I bet I’ve had a thousand conversations with people who reject the idea of experiencing a hopeful and meaningful life because of their epic failures. They don’t think about what might be possible in their lives because they can’t get past the things they’ve done or get beyond their real or perceived inadequacies.
We tend to see God through the shattered perspective of our flawed humanity, and that’s a big problem. With a severely damaged self-image, we generally have a broken God-image too.
In fact, let’s be honest, some of us believe God is great and all-powerful, but we can’t imagine him doing anything astonishing through our lives. We sing worship songs about his awesomeness, but we believe God is limited in what he can do with screw-ups like us.
A considerable part of the dilemma is that we like to create gods in our image. We make gods out of the rich and famous. We elevate leaders (including politicians and pastors) to god-like status. We put them on a pedestal somewhere prominent in our lives, but in the end, it’s a puny little god we’ve made to worship rather than Almighty God.
Sadly, if our God is too tiny or too human (like us), then our faith and confidence in him will be too small as well.

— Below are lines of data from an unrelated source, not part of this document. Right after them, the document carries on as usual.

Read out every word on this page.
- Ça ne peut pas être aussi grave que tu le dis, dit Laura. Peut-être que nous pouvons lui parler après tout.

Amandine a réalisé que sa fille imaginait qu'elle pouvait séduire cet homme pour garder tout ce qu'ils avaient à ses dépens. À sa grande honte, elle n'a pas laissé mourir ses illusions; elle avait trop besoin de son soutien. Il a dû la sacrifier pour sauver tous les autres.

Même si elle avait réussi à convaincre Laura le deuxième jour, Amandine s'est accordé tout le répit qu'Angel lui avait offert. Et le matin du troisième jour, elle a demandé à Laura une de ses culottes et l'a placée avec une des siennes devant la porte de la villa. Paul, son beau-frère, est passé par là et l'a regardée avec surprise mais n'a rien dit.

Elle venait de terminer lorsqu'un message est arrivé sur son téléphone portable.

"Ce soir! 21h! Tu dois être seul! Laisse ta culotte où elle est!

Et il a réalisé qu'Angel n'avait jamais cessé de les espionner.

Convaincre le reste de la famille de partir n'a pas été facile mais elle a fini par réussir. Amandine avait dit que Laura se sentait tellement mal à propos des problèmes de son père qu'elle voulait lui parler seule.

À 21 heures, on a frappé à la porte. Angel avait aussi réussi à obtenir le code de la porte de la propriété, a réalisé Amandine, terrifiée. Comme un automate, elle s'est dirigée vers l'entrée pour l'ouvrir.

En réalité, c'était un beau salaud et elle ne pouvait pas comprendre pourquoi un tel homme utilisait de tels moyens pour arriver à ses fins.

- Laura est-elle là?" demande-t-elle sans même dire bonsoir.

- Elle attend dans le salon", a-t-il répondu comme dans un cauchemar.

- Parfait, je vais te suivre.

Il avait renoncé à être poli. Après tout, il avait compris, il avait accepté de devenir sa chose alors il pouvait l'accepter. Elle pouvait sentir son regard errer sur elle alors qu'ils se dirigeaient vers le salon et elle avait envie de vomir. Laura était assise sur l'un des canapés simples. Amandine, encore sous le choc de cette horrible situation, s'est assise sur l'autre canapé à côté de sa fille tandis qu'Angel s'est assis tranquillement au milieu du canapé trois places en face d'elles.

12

Deep down we want to believe that God can do anything, but we’re pretty sure he has limits when it comes to us. Time or space might not constrain God, but a craftsman is only as good as the material he has to work with, right?
And we know what we are:
• More mud than marble.
• More sandstone than diamond.
• More broken than whole.
In case you’re wondering, I’m not a big fan of self-confidence. Despite what the positive thinking gurus have to say, I’m not okay (and neither are you).
I can sit in a lotus position for hours chanting, “I am good. I am awesome. My life force in the universe matters. I am good. I am awesome. There is nothing I can’t do.” But in my gut, I know I’m not that good. In fact, I know I’m pretty messed up at times.
So, what’s the alternative to emotional self-flogging or self-confident bragging? The substitute for self-confidence is God-confidence.
In other words, I must put my confidence and hope in God and his ability to accomplish anything even through a cracked and broken pot like me.
The god I’ve created in my mind has limits. The God of the universe does not.
I am broken. He is not.
I have failed. He has not and will not. In fact, working with people who are demoted to the scratch-and-dent pile of life is God’s specialty.
Someone once said, “Grace means that all of your mistakes now serve a purpose instead of serving shame.” How cool is that and how kind of our amazing God.
So, the good news about your epic failures is simply this: God’s not going to give up on you, and whatever you’ve done is not the end of your story.
Not when he’s in the picture—and he is.